Another new diagnosis - years to finally come to this. A certain sense of being grateful, at least someone is now seeing what the caregiver has been seeing for a long time, there is a name to it and rationale for behavior. So helpful, and not, this road is not an easy one. This family has children at home so discussion in the group again - how to get the kids here. Particularly those still in their teens. We think it would be helpful, have a terrific facilitator but the fact is "my 17 year old son will NOT talk about this".
Guest at the meeting: Pam Roach from UofC. She attended in the fall and came to give an update. The resarch is about the effect of dementia on families, priority on early onset and younger familes.
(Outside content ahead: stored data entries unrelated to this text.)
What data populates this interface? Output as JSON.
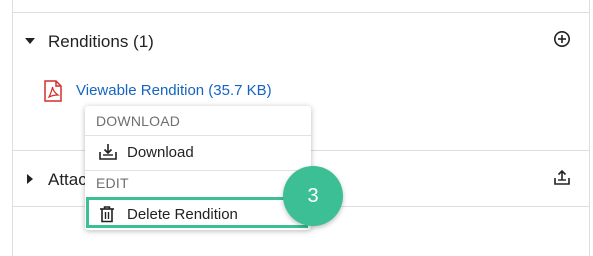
{
  "renditions_section": {
    "title": "Renditions (1)",
    "add_icon": "plus-circle-icon",
    "items": [
      {
        "icon": "pdf-icon",
        "label": "Viewable Rendition (35.7 KB)"
      }
    ]
  },
  "attachments_section": {
    "title_visible": "Attac",
    "upload_icon": "upload-tray-icon"
  },
  "context_menu": {
    "download_heading": "DOWNLOAD",
    "download_label": "Download",
    "download_icon": "download-tray-icon",
    "edit_heading": "EDIT",
    "delete_label": "Delete Rendition",
    "delete_icon": "trash-icon"
  },
  "callout": {
    "step_number": "3",
    "color": "#3dbf95"
  },
  "colors": {
    "link": "#1565c0",
    "pdf_red": "#d32f2f"
  }
}
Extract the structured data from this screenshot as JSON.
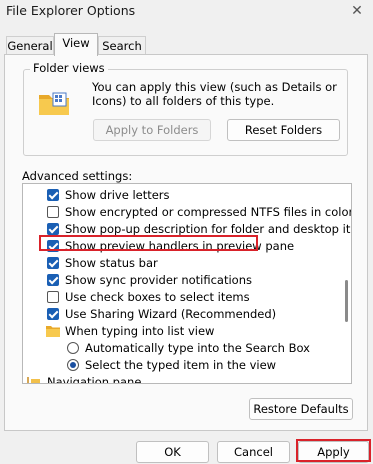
{
  "window": {
    "title": "File Explorer Options",
    "close_glyph": "✕"
  },
  "tabs": [
    {
      "label": "General"
    },
    {
      "label": "View"
    },
    {
      "label": "Search"
    }
  ],
  "folder_views": {
    "title": "Folder views",
    "description": "You can apply this view (such as Details or Icons) to all folders of this type.",
    "apply_label": "Apply to Folders",
    "reset_label": "Reset Folders"
  },
  "advanced": {
    "label": "Advanced settings:",
    "items": [
      {
        "type": "checkbox",
        "checked": true,
        "label": "Show drive letters"
      },
      {
        "type": "checkbox",
        "checked": false,
        "label": "Show encrypted or compressed NTFS files in color"
      },
      {
        "type": "checkbox",
        "checked": true,
        "label": "Show pop-up description for folder and desktop items"
      },
      {
        "type": "checkbox",
        "checked": true,
        "label": "Show preview handlers in preview pane"
      },
      {
        "type": "checkbox",
        "checked": true,
        "label": "Show status bar"
      },
      {
        "type": "checkbox",
        "checked": true,
        "label": "Show sync provider notifications"
      },
      {
        "type": "checkbox",
        "checked": false,
        "label": "Use check boxes to select items"
      },
      {
        "type": "checkbox",
        "checked": true,
        "label": "Use Sharing Wizard (Recommended)"
      },
      {
        "type": "folder",
        "label": "When typing into list view"
      },
      {
        "type": "radio",
        "checked": false,
        "label": "Automatically type into the Search Box"
      },
      {
        "type": "radio",
        "checked": true,
        "label": "Select the typed item in the view"
      },
      {
        "type": "nav",
        "label": "Navigation pane"
      }
    ],
    "restore_label": "Restore Defaults"
  },
  "footer": {
    "ok": "OK",
    "cancel": "Cancel",
    "apply": "Apply"
  },
  "colors": {
    "accent": "#1a5fb4",
    "highlight": "#d9222a",
    "folder": "#f2c04a"
  }
}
Pam is interviewing families in Calgary, Edmonton and Lethbridge. She works with families affected by any kind of dementia: Alz, alcoholiism, etc. The first meeting with Pam included the partner. Most of the caregivers cannot be frank and open in front of the partner. Too painful, awkward, difficult to be frank. One caregiver said her experience was the opposit - it gave an opportunity to talk about some important issues. Pam said subsequent meetings can be without the partner. Once all the info is gatherd the goal is to provide info to AB Health professionals about the need for services. She works for UofA and the funding for the research is from Alz Society of Canada.
Craig gave an update on the pursuit of a dayprogram. He and Kim had gathered letters from caregivers and presented them to Home Care. Everyone acknowledges the need and says "they" are talking at lots of levels but no money and no plan to date. It is "on the radar". Everyone is urged to be registered with Home Care and to ensure that they request assistance if needed.
Discussion about partners getting lost. Safely Home - you can register for this through the Alz Soceity of Canada. www.Alzheimer.ca They have some info about locating devices etc. When you register with Safely Home, you get a bracelet to wear. On the front is says "Urgent medical information - see other side". it says "memory loss", the partner's first name, and to call the police. Another alternative to this would be just to get a silver bracelet and get it engraved with the caregivers name and phone number.
The newcomers knew of us through ad in the paper and our poster at the doctors office. Lots of good general discussion.